Backlinks are a powerful tool in your SEO arsenal. When coming from web pages with high domain authority, they can boost your search visibility and improve your search engine results. Most eCommerce sites tend to focus their SEO efforts on products and their descriptions. But paired with a robust content strategy, backlinks can boost your organic traffic like nothing else.
It definitely takes more effort to get links to your eCommerce website. The first thing you can do is to check your competitor's domain and see where they are featured. Going back to the example of shoes, perhaps they're featured in a magazine that recommends their store to find that ONE piece. Or they used influencers to bring traffic to their site. Try following the pattern. Check with sites that do reviews and solicit influencers' services - the more links you get to your site, the better.
Here's how you can check your competitors with Ahrefs:
In our example here, you can see quite a few links to coupon sites and domains for finding the best deals. Some of these links are lost, meaning that they were likely removed from the referring site. Most of these links don't have high domain authority, which could be worse for rankings than having no links at all.
Ensure those sites are of high authority and not just traffic farms. If you find such pages, disavow poor quality links by using Google Search Console. If you find any broken links, fix them or remove them and exchange them for higher-value, working links.
So these are some basic eCommerce SEO audit steps for client-facing content. But there are also things you can do on the back end of your eCommerce site that can help with organic traffic.
After running an audit, you have a good understanding of where your e-store is at.

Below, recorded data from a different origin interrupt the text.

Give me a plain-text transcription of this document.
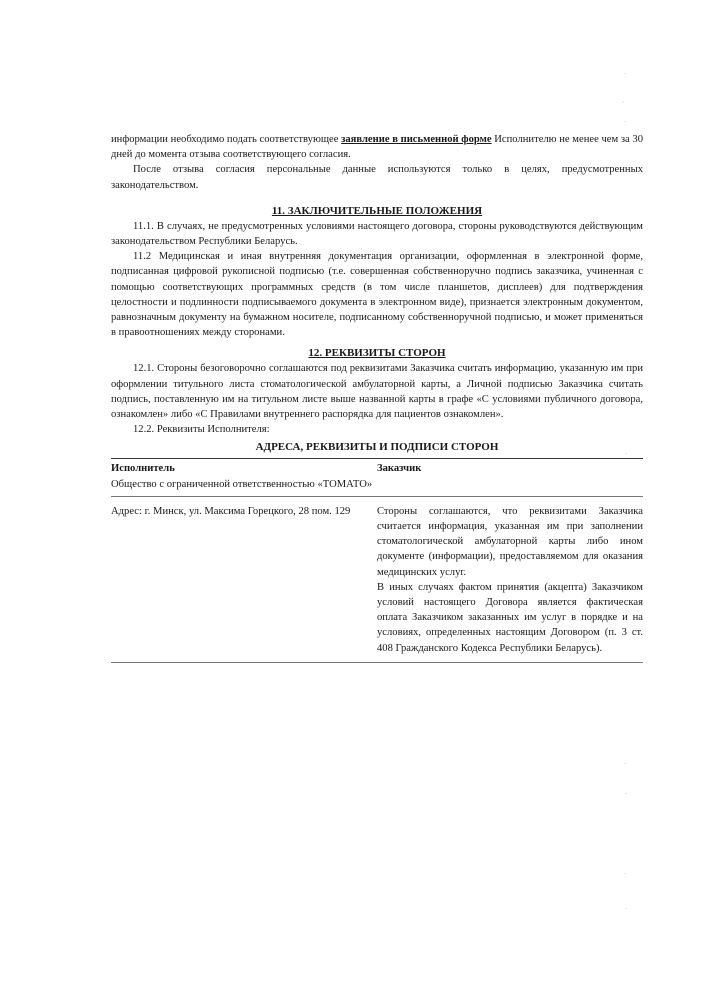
информации необходимо подать соответствующее заявление в письменной форме Исполнителю не менее чем за 30 дней до момента отзыва соответствующего согласия.

После отзыва согласия персональные данные используются только в целях, предусмотренных законодательством.

11. ЗАКЛЮЧИТЕЛЬНЫЕ ПОЛОЖЕНИЯ

11.1. В случаях, не предусмотренных условиями настоящего договора, стороны руководствуются действующим законодательством Республики Беларусь.

11.2 Медицинская и иная внутренняя документация организации, оформленная в электронной форме, подписанная цифровой рукописной подписью (т.е. совершенная собственноручно подпись заказчика, учиненная с помощью соответствующих программных средств (в том числе планшетов, дисплеев) для подтверждения целостности и подлинности подписываемого документа в электронном виде), признается электронным документом, равнозначным документу на бумажном носителе, подписанному собственноручной подписью, и может применяться в правоотношениях между сторонами.

12. РЕКВИЗИТЫ СТОРОН

12.1. Стороны безоговорочно соглашаются под реквизитами Заказчика считать информацию, указанную им при оформлении титульного листа стоматологической амбулаторной карты, а Личной подписью Заказчика считать подпись, поставленную им на титульном листе выше названной карты в графе «С условиями публичного договора, ознакомлен» либо «С Правилами внутреннего распорядка для пациентов ознакомлен».

12.2. Реквизиты Исполнителя:

АДРЕСА, РЕКВИЗИТЫ И ПОДПИСИ СТОРОН
Исполнитель

Общество с ограниченной ответственностью «ТОМАТО»

Заказчик

Адрес: г. Минск, ул. Максима Горецкого, 28 пом. 129	Стороны соглашаются, что реквизитами Заказчика считается информация, указанная им при заполнении стоматологической амбулаторной карты либо ином документе (информации), предоставляемом для оказания медицинских услуг.

В иных случаях фактом принятия (акцепта) Заказчиком условий настоящего Договора является фактическая оплата Заказчиком заказанных им услуг в порядке и на условиях, определенных настоящим Договором (п. 3 ст. 408 Гражданского Кодекса Республики Беларусь).

·
'
·
·
·
·
·
·
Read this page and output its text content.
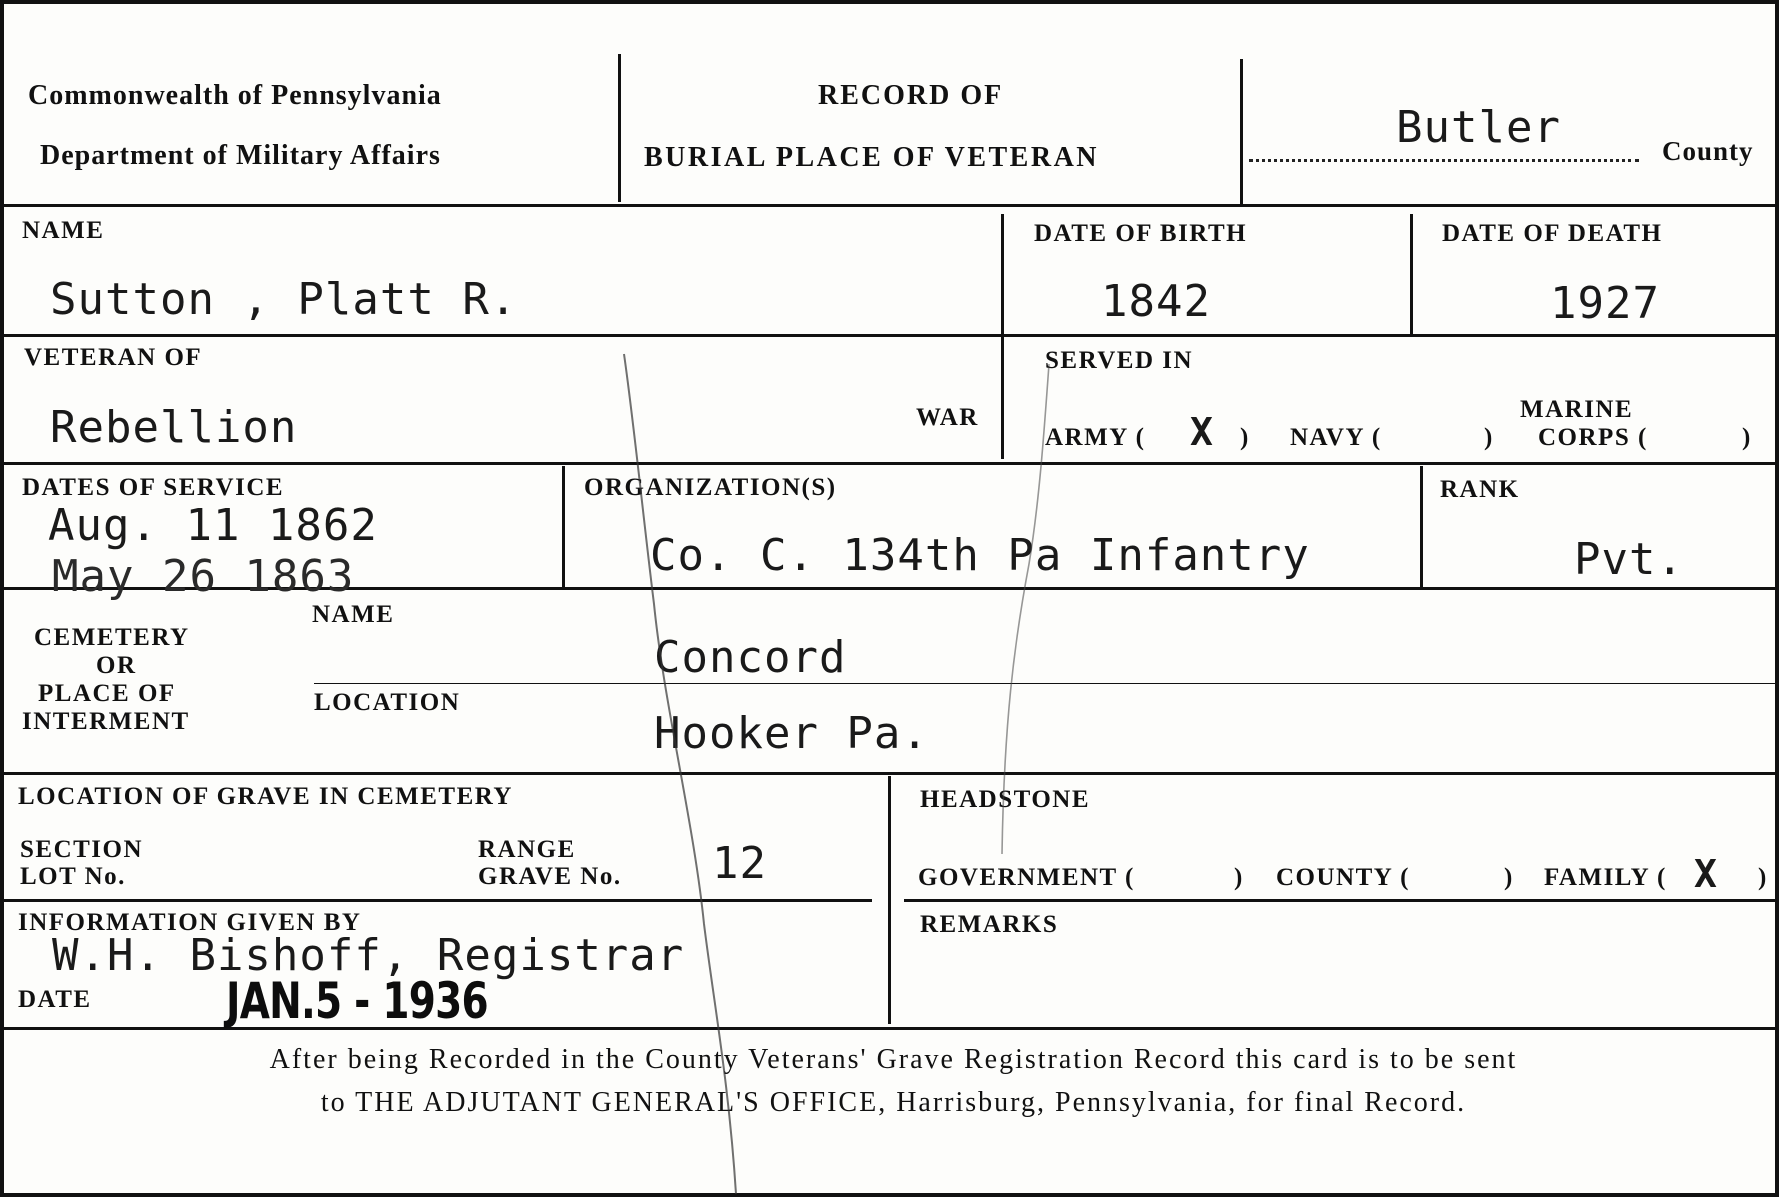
Commonwealth of Pennsylvania
Department of Military Affairs
RECORD OF
BURIAL PLACE OF VETERAN
Butler	County
NAME
Sutton , Platt R.
DATE OF BIRTH
1842
DATE OF DEATH
1927
VETERAN OF
Rebellion	WAR
SERVED IN
ARMY ( X ) NAVY (	)
MARINE
CORPS (	)
DATES OF SERVICE
Aug. 11 1862
May 26 1863
ORGANIZATION(S)
Co. C. 134th Pa Infantry
RANK
Pvt.
CEMETERY
OR
PLACE OF
INTERMENT
NAME
Concord
LOCATION
Hooker Pa.
LOCATION OF GRAVE IN CEMETERY
SECTION
LOT No.
RANGE
GRAVE No. 12
HEADSTONE
GOVERNMENT (	) COUNTY (	) FAMILY ( X )
INFORMATION GIVEN BY
W.H. Bishoff, Registrar
DATE	JAN.5 - 1936
REMARKS
After being Recorded in the County Veterans' Grave Registration Record this card is to be sent
to THE ADJUTANT GENERAL'S OFFICE, Harrisburg, Pennsylvania, for final Record.
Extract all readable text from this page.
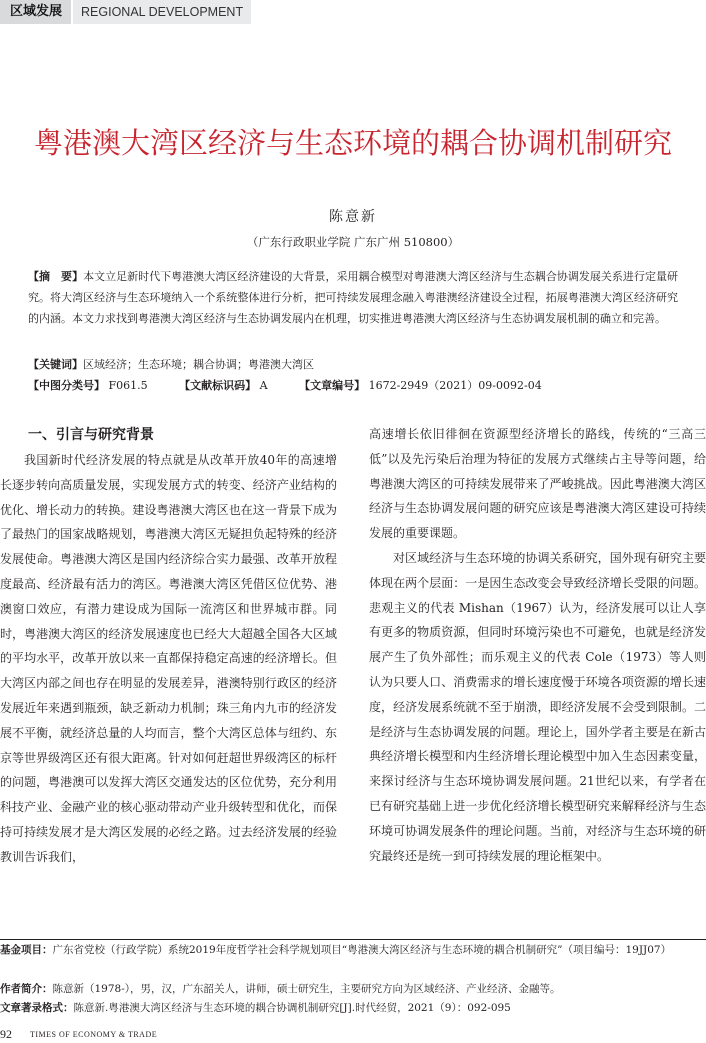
区域发展	REGIONAL DEVELOPMENT
粤港澳大湾区经济与生态环境的耦合协调机制研究
陈意新
（广东行政职业学院 广东广州 510800）
【摘　要】本文立足新时代下粤港澳大湾区经济建设的大背景，采用耦合模型对粤港澳大湾区经济与生态耦合协调发展关系进行定量研究。将大湾区经济与生态环境纳入一个系统整体进行分析，把可持续发展理念融入粤港澳经济建设全过程，拓展粤港澳大湾区经济研究的内涵。本文力求找到粤港澳大湾区经济与生态协调发展内在机理，切实推进粤港澳大湾区经济与生态协调发展机制的确立和完善。
【关键词】区域经济；生态环境；耦合协调；粤港澳大湾区
【中图分类号】 F061.5	【文献标识码】 A	【文章编号】 1672-2949（2021）09-0092-04
一、引言与研究背景

我国新时代经济发展的特点就是从改革开放40年的高速增长逐步转向高质量发展，实现发展方式的转变、经济产业结构的优化、增长动力的转换。建设粤港澳大湾区也在这一背景下成为了最热门的国家战略规划，粤港澳大湾区无疑担负起特殊的经济发展使命。粤港澳大湾区是国内经济综合实力最强、改革开放程度最高、经济最有活力的湾区。粤港澳大湾区凭借区位优势、港澳窗口效应，有潜力建设成为国际一流湾区和世界城市群。同时，粤港澳大湾区的经济发展速度也已经大大超越全国各大区域的平均水平，改革开放以来一直都保持稳定高速的经济增长。但大湾区内部之间也存在明显的发展差异，港澳特别行政区的经济发展近年来遇到瓶颈，缺乏新动力机制；珠三角内九市的经济发展不平衡，就经济总量的人均而言，整个大湾区总体与纽约、东京等世界级湾区还有很大距离。针对如何赶超世界级湾区的标杆的问题，粤港澳可以发挥大湾区交通发达的区位优势，充分利用科技产业、金融产业的核心驱动带动产业升级转型和优化，而保持可持续发展才是大湾区发展的必经之路。过去经济发展的经验教训告诉我们，

高速增长依旧徘徊在资源型经济增长的路线，传统的“三高三低”以及先污染后治理为特征的发展方式继续占主导等问题，给粤港澳大湾区的可持续发展带来了严峻挑战。因此粤港澳大湾区经济与生态协调发展问题的研究应该是粤港澳大湾区建设可持续发展的重要课题。

对区域经济与生态环境的协调关系研究，国外现有研究主要体现在两个层面：一是因生态改变会导致经济增长受限的问题。悲观主义的代表 Mishan（1967）认为，经济发展可以让人享有更多的物质资源，但同时环境污染也不可避免，也就是经济发展产生了负外部性；而乐观主义的代表 Cole（1973）等人则认为只要人口、消费需求的增长速度慢于环境各项资源的增长速度，经济发展系统就不至于崩溃，即经济发展不会受到限制。二是经济与生态协调发展的问题。理论上，国外学者主要是在新古典经济增长模型和内生经济增长理论模型中加入生态因素变量，来探讨经济与生态环境协调发展问题。21世纪以来，有学者在已有研究基础上进一步优化经济增长模型研究来解释经济与生态环境可协调发展条件的理论问题。当前，对经济与生态环境的研究最终还是统一到可持续发展的理论框架中。

基金项目：广东省党校（行政学院）系统2019年度哲学社会科学规划项目“粤港澳大湾区经济与生态环境的耦合机制研究”（项目编号：19JJ07）
作者简介：陈意新（1978-），男，汉，广东韶关人，讲师，硕士研究生，主要研究方向为区域经济、产业经济、金融等。
文章著录格式：陈意新.粤港澳大湾区经济与生态环境的耦合协调机制研究[J].时代经贸，2021（9）：092-095
92 TIMES OF ECONOMY & TRADE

Setting thresholds for each page and the whole store for SEO performance will provide you with a goal to reach. Now how do you monitor the goal progress?
With Whatagraph, you can add all your metrics into a single board and track their progress. The platform allows you to integrate with Shopify, BigCommerce, Woocommerce and PPC that give you a holistic view of your performance in one place.
Here you can see a BigCommerce report built using Whatagraph. In a single window, you can review the performance of your entire e-store: your sales figures, transaction values, costs and other financial metrics.
As a part of the same report, you can also look at your top-performing products, order statuses, payment statuses, refunds and much more valuable information.
Returning to SEO, this is how your performance dashboard could look like. It’s built using Google Analytics, Google Search Console and Ahrefs. You can also build your own or use a free template from Whatagraph's library to get started.
You can also set targets and track their progress using the goal widget, track performance trends and always have a clear picture of your eCommerce business at hand.
Additionally, Whatagraph also provides you (and your clients if needed) with a great reporting experience. You can view analytics in real-time or send frequent reports to team members and clients.
To get the maximum value from Whatagraph, you can connect multiple sources from direct integrations to over 40 different channels.
How often should you run an eCommerce SEO audit? The standard recommendation is every three or six months. With eCommerce, it also depends on how often you rotate your stock. If you do so often, audit your site regularly, maybe once a quarter. If you have a more stable stock, an SEO audit every six months should be more than enough.
If you're just starting with an eCommerce business, this guide is a way for you to do it right from the beginning. If your site has been running for a long time but was never properly audited, do so as soon as possible. Either way, you will have to audit your eCommerce site regularly and keep improving it. An insightful SEO audit guide and strong eCommerce analytics can really help your performance!